Absolut super leckerer veganer Kürbiskuchen!

Und soja-, gluten- und fettfrei ist er auch bzw. kann er gemacht werden 🙂

Dafür waren die Kichererbsen bestimmt, die ich kürzlich eingekauft habe.

Die Sojacreme habe ich nicht verwendet 😉

trockene Zutaten...

... und nasse Zutaten!

Veganer Kürbiskuchen (gluten-, soja-, fett- und nussfrei, sowie zuckerreduziert)

Zubereitungszeit: 10 Minuten plus ca. 35-40 Minuten Backzeit

Schwierigkeitsgrad: einfach

Zutaten für 6 Personen:

Zuvor noch eine Anmerkung. Ich wurde gefragt, welche Tassengröße ich benutzte und ich habe nachgemessen. In meine Standard-Back-Tasse passen 250ml Flüssigkeit.

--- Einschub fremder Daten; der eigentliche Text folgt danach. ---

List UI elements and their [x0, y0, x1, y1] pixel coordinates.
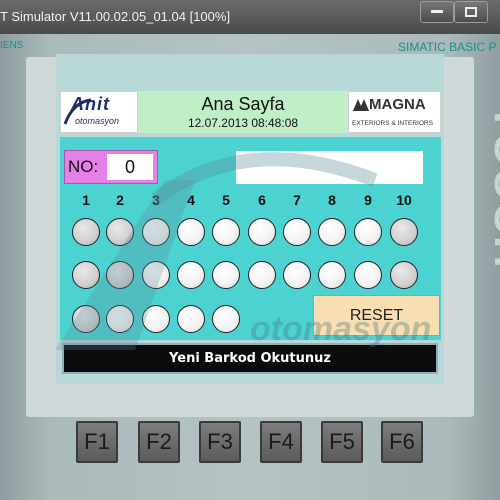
slot-indicator — [390, 218, 418, 246]
slot-indicator — [212, 261, 240, 289]
anit-logo: Anit otomasyon — [60, 91, 138, 133]
header-title-area: Ana Sayfa 12.07.2013 08:48:08 — [138, 91, 348, 133]
maximize-button[interactable] — [454, 1, 488, 23]
column-number: 2 — [116, 192, 124, 208]
function-key-f4[interactable]: F4 — [260, 421, 302, 463]
page-title: Ana Sayfa — [201, 94, 285, 114]
anit-logo-subtext: otomasyon — [75, 116, 120, 126]
slot-indicator — [72, 305, 100, 333]
slot-indicator — [283, 218, 311, 246]
function-key-f3[interactable]: F3 — [199, 421, 241, 463]
siemens-brand: IENS — [0, 40, 24, 51]
column-number: 7 — [293, 192, 301, 208]
column-number: 9 — [364, 192, 372, 208]
minimize-button[interactable] — [420, 1, 454, 23]
column-number: 10 — [396, 192, 412, 208]
column-number: 4 — [187, 192, 195, 208]
column-number: 5 — [222, 192, 230, 208]
function-key-f6[interactable]: F6 — [381, 421, 423, 463]
column-number: 6 — [258, 192, 266, 208]
slot-indicator — [106, 305, 134, 333]
slot-indicator — [142, 218, 170, 246]
magna-logo-subtext: EXTERIORS & INTERIORS — [352, 120, 433, 127]
simatic-brand: SIMATIC BASIC P — [398, 40, 497, 54]
counter-label: NO: — [68, 157, 99, 176]
minimize-icon — [431, 10, 443, 13]
slot-indicator — [177, 261, 205, 289]
counter-value: 0 — [107, 154, 153, 180]
slot-indicator — [248, 218, 276, 246]
column-number: 8 — [328, 192, 336, 208]
slot-indicator — [248, 261, 276, 289]
title-bar: T Simulator V11.00.02.05_01.04 [100%] — [0, 0, 500, 34]
function-key-f2[interactable]: F2 — [138, 421, 180, 463]
slot-indicator — [390, 261, 418, 289]
slot-indicator — [106, 261, 134, 289]
slot-indicator — [212, 305, 240, 333]
slot-indicator — [354, 261, 382, 289]
column-number: 3 — [152, 192, 160, 208]
slot-indicator — [283, 261, 311, 289]
magna-mark-icon — [353, 99, 369, 111]
slot-indicator — [72, 218, 100, 246]
datetime-display: 12.07.2013 08:48:08 — [187, 116, 299, 130]
counter-box: NO: 0 — [64, 150, 158, 184]
slot-indicator — [72, 261, 100, 289]
column-number: 1 — [82, 192, 90, 208]
function-key-f1[interactable]: F1 — [76, 421, 118, 463]
touch-label: TOUCH — [485, 104, 500, 270]
anit-logo-text: Anit — [71, 94, 110, 114]
slot-indicator — [142, 261, 170, 289]
slot-indicator — [318, 261, 346, 289]
magna-logo-text: MAGNA — [369, 96, 426, 113]
maximize-icon — [465, 7, 477, 17]
magna-logo: MAGNA EXTERIORS & INTERIORS — [348, 91, 441, 133]
reset-button[interactable]: RESET — [313, 295, 440, 336]
slot-indicator — [106, 218, 134, 246]
barcode-input[interactable] — [236, 151, 423, 184]
slot-indicator — [177, 218, 205, 246]
slot-indicator — [354, 218, 382, 246]
slot-indicator — [212, 218, 240, 246]
slot-indicator — [318, 218, 346, 246]
status-message: Yeni Barkod Okutunuz — [62, 343, 438, 374]
slot-indicator — [142, 305, 170, 333]
slot-indicator — [177, 305, 205, 333]
window-title: T Simulator V11.00.02.05_01.04 [100%] — [0, 9, 231, 24]
function-key-f5[interactable]: F5 — [321, 421, 363, 463]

  • 2 Tassen Haferflocken (wenn nötig, glutenfreie. Die Marke, die ich benutze, ist glutenfrei) oder alternativ jeweils 1 Tasse Haferflocken und Mehl
  • 300g Kürbispüree
  • 1 Dose Kichererbsen
  • 150ml Orangensaft
  • 1/4 Tasse Rohrohrzucker oder anderes Süßungsmittel (wenn man Agavendicksaft nimmt, dann mehr Haferflocken verwenden)
  • 1/2 Tasse Apfelmus (am Besten ist ungesüßtes)
  • 1 Vanilleschote oder 1-2 TL Vanilleextrakt
  • 2 TL Pumpkin Pie Gewürz oder weihnachtliche Gewürzmischung oder eine Mischung aus Zimt, Nelken, Cardamom, Ingwer und Muskat oder einfach das Gewürz, das man besonders gerne mag!
  • 1/2 TL Salz
  • 1 TL Backpulver
  • 1 TL Soda
  • wer mag kann noch 1-2 EL geschmolzenes Kokosfett für einen butter-ähnlichen Geschmack hinzufügen (ich empfehle dies, wenn man für Leute backt, die vegane Kost nicht gewohnt sind ;))
  • Schokotropfen nach Belieben (ich habe den Kuchen gestern Abend für ein Potluck Dinner gebacken und die Schokotropfen haben den Kuchen noch besser gemacht 🙂 Nicht mehr fettfrei, aber das stört mich nicht!)

Zubereitung:

In einem Mixer zuerst alle trockenen Zutaten gut miteinander vermischen, sodass die Haferflocken pulverisiert werden.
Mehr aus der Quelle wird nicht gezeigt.